Presently, the Deputy Ministry is recording the sector’s achievements from 2000 to 2020, evaluating all challenges on an international and European level, while reaching out to people and the industry, in a bid to codetermine the sector’s future, Demetriades said.
He added that the Deputy Ministry aims to announce a strategy regarding the sector’s future in the next 20 years, the goals and the vision, setting specific targets. The strategy will not be limited to traditional shipping activities, such as ship ownership and ship management, but will cover the broader maritime area and a comprehensive state maritime policy.
Demetriades revealed that there are thoughts to expand the Deputy Ministry’s jurisdiction to other areas, such as marinas.

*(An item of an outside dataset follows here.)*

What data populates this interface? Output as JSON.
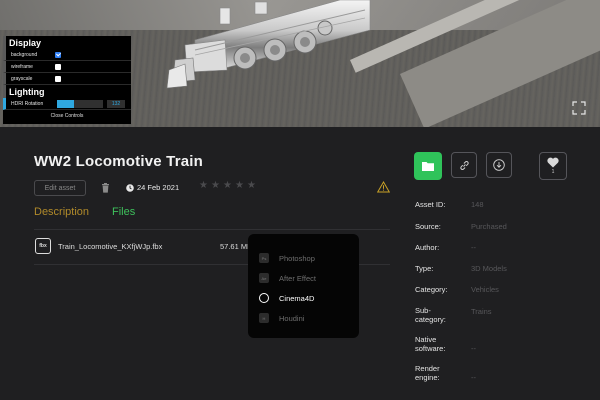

Speaking about ways to increase ship registration and the presence of shipping companies on the island, the Deputy Minister said that his predecessor did a very good job, however the pandemic inhibited presentations abroad. The Deputy Ministry is currently updating its shipping product and considers ways of making it more attractive, he added.
“Therefore you will soon hear announcements, offering environmental incentives” for newly built or energy efficient ships, he went on. He also said that the Deputy Ministry also aims to attract yachts at the Cyprus shipping register.
Demetriades said finally that the impact of the pandemic on shipping will become more obvious in the next few months. Replying to questions by MPs, he said that cruise ship travel is particularly hit and is not expected to recover in 2021. Commercial shipping was less affected, but the impact will become apparent in the next few months, he concluded.